Mowgli man Ho Van Lang, 41, was welcomed to modern society in 2013 after spending four decades growing up in the jungle. His first moments were priceless.

Alvaro Cerezo, managing director of Docastaway, which provides tours to remote, uninhabited areas of the world, visited the man in Vietnam and was fortunate to accompany him during his early days of exploring civilization.

In 1972, when the vicious war was raging, the Thanh family were killed by bombs from the United States. The surviving father, Ho Van Thanh, carried his two-year-old son, Ho Van Lang, and fled to the jungle. 

When the local authorities found them, both thought the war was still raging, and the world came to learn of how pure and pristine nature can preserve human life.

“His primitive form of life doesn’t just take us directly to the Neolithic Age but, due to the isolation he suffered from birth, it also leads us to better understand the true essence of ‘man,'” Cerezo said in a blog.

Lang came to explore the manifestation of a modernized community outside of the woods.

He told Cerezo he enjoyed his first ride ever when the authorities drove them back from the jungle. He was so impressed with the city’s night lights and fascinated by humans sustaining friendships with animals that would usually run away from the sight of him in nature.

Cerezo’s document also showed an elated Lang when he saw the sea for the first time. When he sat on the plane, he was completely caught up with the sky and the clouds floating outside the window.

The first days of returning to society were not easy for Lang and his father. They were immediately struck by viruses and bacteria the jungle did not host.

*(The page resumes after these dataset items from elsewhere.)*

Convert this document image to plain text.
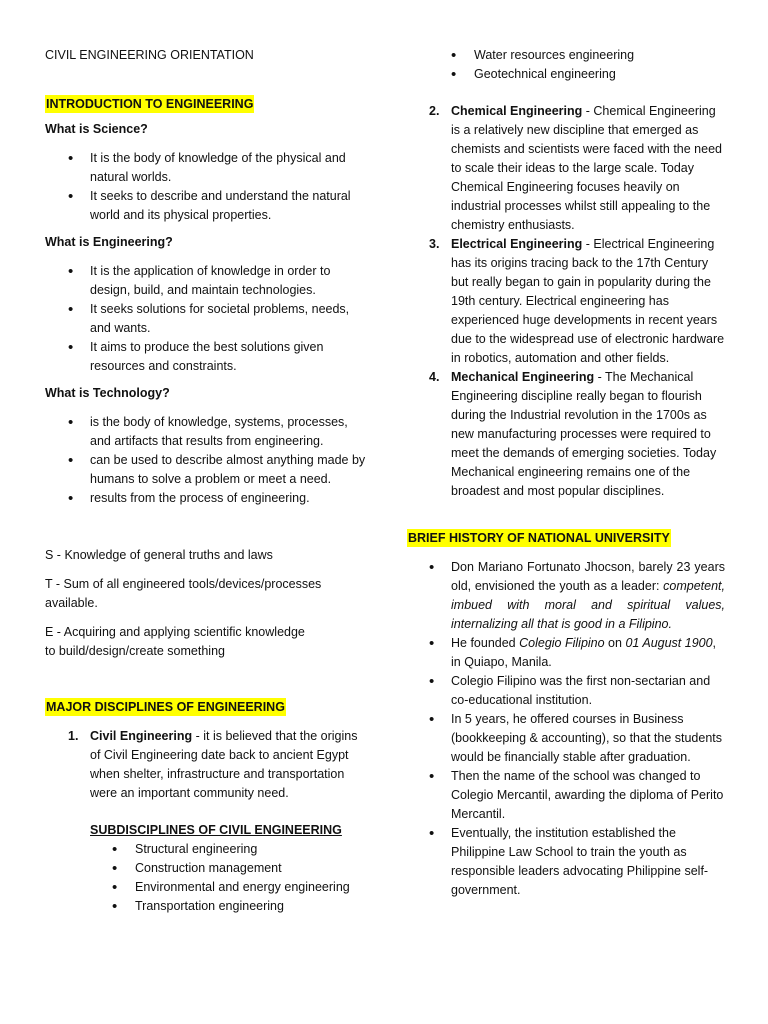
CIVIL ENGINEERING ORIENTATION
INTRODUCTION TO ENGINEERING
What is Science?
• It is the body of knowledge of the physical and natural worlds.
• It seeks to describe and understand the natural world and its physical properties.
What is Engineering?
• It is the application of knowledge in order to design, build, and maintain technologies.
• It seeks solutions for societal problems, needs, and wants.
• It aims to produce the best solutions given resources and constraints.
What is Technology?
• is the body of knowledge, systems, processes, and artifacts that results from engineering.
• can be used to describe almost anything made by humans to solve a problem or meet a need.
• results from the process of engineering.

S - Knowledge of general truths and laws

T - Sum of all engineered tools/devices/processes available.

E - Acquiring and applying scientific knowledge to build/design/create something

MAJOR DISCIPLINES OF ENGINEERING
1. Civil Engineering - it is believed that the origins of Civil Engineering date back to ancient Egypt when shelter, infrastructure and transportation were an important community need.
SUBDISCIPLINES OF CIVIL ENGINEERING
• Structural engineering
• Construction management
• Environmental and energy engineering
• Transportation engineering
• Water resources engineering
• Geotechnical engineering
2. Chemical Engineering - Chemical Engineering is a relatively new discipline that emerged as chemists and scientists were faced with the need to scale their ideas to the large scale. Today Chemical Engineering focuses heavily on industrial processes whilst still appealing to the chemistry enthusiasts.
3. Electrical Engineering - Electrical Engineering has its origins tracing back to the 17th Century but really began to gain in popularity during the 19th century. Electrical engineering has experienced huge developments in recent years due to the widespread use of electronic hardware in robotics, automation and other fields.
4. Mechanical Engineering - The Mechanical Engineering discipline really began to flourish during the Industrial revolution in the 1700s as new manufacturing processes were required to meet the demands of emerging societies. Today Mechanical engineering remains one of the broadest and most popular disciplines.
BRIEF HISTORY OF NATIONAL UNIVERSITY
• Don Mariano Fortunato Jhocson, barely 23 years old, envisioned the youth as a leader: competent, imbued with moral and spiritual values, internalizing all that is good in a Filipino.
• He founded Colegio Filipino on 01 August 1900, in Quiapo, Manila.
• Colegio Filipino was the first non-sectarian and co-educational institution.
• In 5 years, he offered courses in Business (bookkeeping & accounting), so that the students would be financially stable after graduation.
• Then the name of the school was changed to Colegio Mercantil, awarding the diploma of Perito Mercantil.
• Eventually, the institution established the Philippine Law School to train the youth as responsible leaders advocating Philippine self-government.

But as Vietnamese paper Nguoi Lao Dong reported, Lang quickly blended in and loved living with his brother, Nguyen Van Tri, with whom he and his father were reunited.

The elder jungle man died several years later.

As Tri told the paper, Mr. Thanh missed the woods so much that he once built a forest shelter similar to the one he lived in with his son. Once, he asked Lang to come back to nature in the forest, saying the atmosphere of the modern world was too “toxic.”

Lang, however, made an earning by returning to his beloved forest every morning to gather plants like orchids, catch animals and collect other sellable items. It was enough money to sustain life adequately.

Unfortunately, Lang followed died this September after a year of fighting liver cancer.

“I’m so sad to see him go, but for me his passing is also a liberation because I know he was suffering in the last months,” Cerezo said, per the Daily Mail.

“He was a beautiful human being, to forget him will be impossible, I will miss him everyday,” he added.

Cerezo posted footage of Lang touring the modern world on Oct. 4, paying tribute to the lovely Mowgli man.